There you are on the net looking for me;
Or sending me a text because you're so horny.
You know that I can get you off the best;
But all this giving without receiving I am starting to detest.
It's not always easy being the one in charge;
When this ache in my heart is so very large.
Just a hollow, empty shell;
All of my strength has gone straight to hell.
Used to be a sexy body and my deep desires;
It was all that I needed but now I grow tired.
I need a fine, sexy pet that cares about me;
Returns my affections and satisfies my needs.
Gives his time freely when I want him around;
Instead of leaving me wondering where he can be found.
Over and over again it seems;
The things that I want are considered extreme.
Just a little pet at my beckon call;
His rewards will be great, I will give it all.
Everyone is too busy wrapped up in their lives;
Never enough time to receive my delights.
This loneliness is growing deep down inside;
From my rampant desires I cannot hide.
Walking on a tight rope ready to fall over the edge;
Between what I have and what I want there is driven a wedge.
Where is that perfect pet for me?
His expression of devotion is what I need.
I have found some that have been great;
But the long distance between always makes me wait.

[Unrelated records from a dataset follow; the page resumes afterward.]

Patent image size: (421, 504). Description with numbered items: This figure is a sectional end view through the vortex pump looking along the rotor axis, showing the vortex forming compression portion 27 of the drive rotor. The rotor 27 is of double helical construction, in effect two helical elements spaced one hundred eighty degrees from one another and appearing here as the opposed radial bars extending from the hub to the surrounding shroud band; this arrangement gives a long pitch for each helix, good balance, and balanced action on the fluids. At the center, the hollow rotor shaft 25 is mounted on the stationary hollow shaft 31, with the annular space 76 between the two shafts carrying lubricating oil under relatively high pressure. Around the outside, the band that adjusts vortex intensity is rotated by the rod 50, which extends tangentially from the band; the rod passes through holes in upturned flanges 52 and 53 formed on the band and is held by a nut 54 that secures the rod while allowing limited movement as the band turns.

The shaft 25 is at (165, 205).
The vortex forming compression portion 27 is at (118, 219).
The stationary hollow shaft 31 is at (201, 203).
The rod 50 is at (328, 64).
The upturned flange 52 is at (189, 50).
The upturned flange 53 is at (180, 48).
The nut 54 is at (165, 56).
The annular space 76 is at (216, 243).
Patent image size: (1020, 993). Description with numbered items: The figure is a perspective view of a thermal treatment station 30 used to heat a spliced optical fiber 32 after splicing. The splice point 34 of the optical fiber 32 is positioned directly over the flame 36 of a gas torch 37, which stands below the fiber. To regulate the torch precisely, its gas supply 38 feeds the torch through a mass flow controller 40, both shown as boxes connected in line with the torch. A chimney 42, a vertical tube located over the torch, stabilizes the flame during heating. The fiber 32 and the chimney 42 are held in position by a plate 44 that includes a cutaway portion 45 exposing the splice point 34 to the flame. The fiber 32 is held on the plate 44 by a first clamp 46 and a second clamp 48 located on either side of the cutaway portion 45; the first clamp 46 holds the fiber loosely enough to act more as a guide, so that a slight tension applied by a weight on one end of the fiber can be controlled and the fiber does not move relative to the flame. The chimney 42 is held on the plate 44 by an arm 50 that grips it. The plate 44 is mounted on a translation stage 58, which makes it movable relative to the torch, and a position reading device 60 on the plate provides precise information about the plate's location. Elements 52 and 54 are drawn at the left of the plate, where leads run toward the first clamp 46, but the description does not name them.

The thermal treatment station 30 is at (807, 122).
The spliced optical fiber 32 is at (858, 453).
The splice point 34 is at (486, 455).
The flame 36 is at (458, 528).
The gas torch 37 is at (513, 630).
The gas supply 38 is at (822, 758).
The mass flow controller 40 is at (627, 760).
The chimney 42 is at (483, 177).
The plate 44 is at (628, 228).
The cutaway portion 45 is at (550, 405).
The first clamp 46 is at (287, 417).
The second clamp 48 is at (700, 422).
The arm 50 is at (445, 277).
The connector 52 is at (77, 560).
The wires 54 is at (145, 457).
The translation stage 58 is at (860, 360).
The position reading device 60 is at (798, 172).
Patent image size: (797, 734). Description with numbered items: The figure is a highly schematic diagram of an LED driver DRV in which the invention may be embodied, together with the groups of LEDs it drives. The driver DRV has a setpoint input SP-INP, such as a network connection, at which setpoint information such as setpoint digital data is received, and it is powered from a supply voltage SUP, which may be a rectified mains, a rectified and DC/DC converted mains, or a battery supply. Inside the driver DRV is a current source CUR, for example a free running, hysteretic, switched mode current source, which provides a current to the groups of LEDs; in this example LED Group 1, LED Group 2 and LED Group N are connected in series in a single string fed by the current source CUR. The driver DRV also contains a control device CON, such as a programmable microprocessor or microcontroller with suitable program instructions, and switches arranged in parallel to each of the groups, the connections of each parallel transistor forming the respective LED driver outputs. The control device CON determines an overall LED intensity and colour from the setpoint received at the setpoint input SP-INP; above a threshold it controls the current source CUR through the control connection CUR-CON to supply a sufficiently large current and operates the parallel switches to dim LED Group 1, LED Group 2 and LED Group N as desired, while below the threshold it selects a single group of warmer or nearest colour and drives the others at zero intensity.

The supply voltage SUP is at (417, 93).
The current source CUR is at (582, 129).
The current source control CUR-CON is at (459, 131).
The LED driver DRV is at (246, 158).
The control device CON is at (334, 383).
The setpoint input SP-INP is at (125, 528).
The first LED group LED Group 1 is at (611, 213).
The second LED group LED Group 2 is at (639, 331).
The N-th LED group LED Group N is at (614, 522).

I am impatient and restless, my spirit it craves;
That passionate connection of a loyal slave.
Always in a holding pattern I need to be set free;
Before it is too late I want to explore the best of me.
Searching forever fulfillment is always so rare;
Maybe it's about time to wash this scene right out of my hair.
Forget about anything my heart desires;
Start anew and set it all on fire.
Burn all the bridges that got me here;
That makes me always want a pet so dear.
Will I ever find the one that appreciates me?
A sweet pet to adore and set my spirit free.